World Mental Health Day - Are You Suffering From Capitalism?
Today is World Mental Health Day, a day which draws much needed attention to the fact that Ireland has one of the highest rates of mental illness in Europe and stubbornly high suicide rates. Every Irish family has been directly or indirectly affected by suicide, anxiety, depression and a range of other far-too-common mental health issues.
It is imperative that Irish society takes the time to address the causes of such a widespread phenomenon and seeks ways to improve our collective mental well being. But the key question is why are so many people suffering from mental health issues in modern Irish society and how can it be tackled?
Much of the mainstream debate has focused on self-help guides and steps individuals can take to help improve their mental health such as diet, exercise, rest and living as stress-free a life as possible. All of this is laudable and helpful to many individuals who struggle with their mental well-being. But the ongoing national conversation about mental health rarely, if ever, focuses on the role that the current economic system, capitalism, is playing in fuelling this tsunami of mental illness.
Capitalism has made Ireland a precarious place for far too many people - creating an age of precarious employment in a ‘gig economy’ of short-term contracts, of low wages, always-on workplaces, of extortionate housing costs, of sky-high personal debt and of overburdened health, education, transport and other vital public services.
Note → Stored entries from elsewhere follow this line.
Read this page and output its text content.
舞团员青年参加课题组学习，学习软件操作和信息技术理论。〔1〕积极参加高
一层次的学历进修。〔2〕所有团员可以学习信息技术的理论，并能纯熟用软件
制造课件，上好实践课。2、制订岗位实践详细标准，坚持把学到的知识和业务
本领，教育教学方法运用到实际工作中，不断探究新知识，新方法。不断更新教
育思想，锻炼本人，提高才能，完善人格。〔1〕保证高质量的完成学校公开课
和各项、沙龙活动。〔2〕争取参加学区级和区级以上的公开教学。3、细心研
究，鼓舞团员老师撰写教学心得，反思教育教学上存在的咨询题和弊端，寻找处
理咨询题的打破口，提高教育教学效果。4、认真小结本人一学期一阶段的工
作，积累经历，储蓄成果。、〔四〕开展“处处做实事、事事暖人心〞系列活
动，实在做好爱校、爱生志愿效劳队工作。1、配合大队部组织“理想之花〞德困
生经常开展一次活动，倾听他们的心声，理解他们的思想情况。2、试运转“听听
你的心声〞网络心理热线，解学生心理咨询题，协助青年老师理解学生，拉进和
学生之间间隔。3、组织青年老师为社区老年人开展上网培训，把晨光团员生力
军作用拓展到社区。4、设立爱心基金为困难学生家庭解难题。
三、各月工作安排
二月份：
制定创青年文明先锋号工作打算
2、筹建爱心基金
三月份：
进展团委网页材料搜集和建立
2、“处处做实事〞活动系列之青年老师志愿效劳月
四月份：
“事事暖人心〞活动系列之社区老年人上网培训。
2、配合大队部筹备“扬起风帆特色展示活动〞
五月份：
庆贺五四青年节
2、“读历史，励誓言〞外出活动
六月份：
As of 2023, many Irish workers work more hours per-week than their parent's generation did, with significant numbers of people now working several jobs as they struggle to pay their bills. When many workers also have no option but to remain in manipulative and exploitative workplaces the sense of alienation and hopelessness is even greater.
It is no shock that the number of students seeking mental health services has skyrocketed as students struggle to find affordable accommodation, many making long journeys each morning and couch surfing in order to attend college. In these circumstances is it any wonder there is such a crisis of mental health? Is it any surprise that so many people are struggling to keep mentally well in the highly individualistic, competitive and materialistic society that capitalism has created?
In the short-term, public monies should be used to provide rapid access to therapy, counselling and other forms of mental healthcare. In the medium to long-term we must move to an economic system based on real equality and co-operation that genuinely values each person's contribution as opposed to treating people as economic units to be squeezed for the last drop of profit. None of us can function as full members of society and be present for our family, friends and community if we are not fully well, and that includes mental health as much as any other aspect of our health.
This is made infinitely more difficult by an economic system which deliberately pitches citizen against citizen in a ruthless fight to secure employment, housing, healthcare and virtually everything else we need to be healthy and reach our individual potential.
The best thing any of us can do to improve our mental health is find ways to build our resilience within the capitalist system while recognising that our collective mental health cannot be separated from the economic system that shapes every aspect of our society. And beyond that we can all work together to build a New Republic based on a new co-operative, democratic economic system.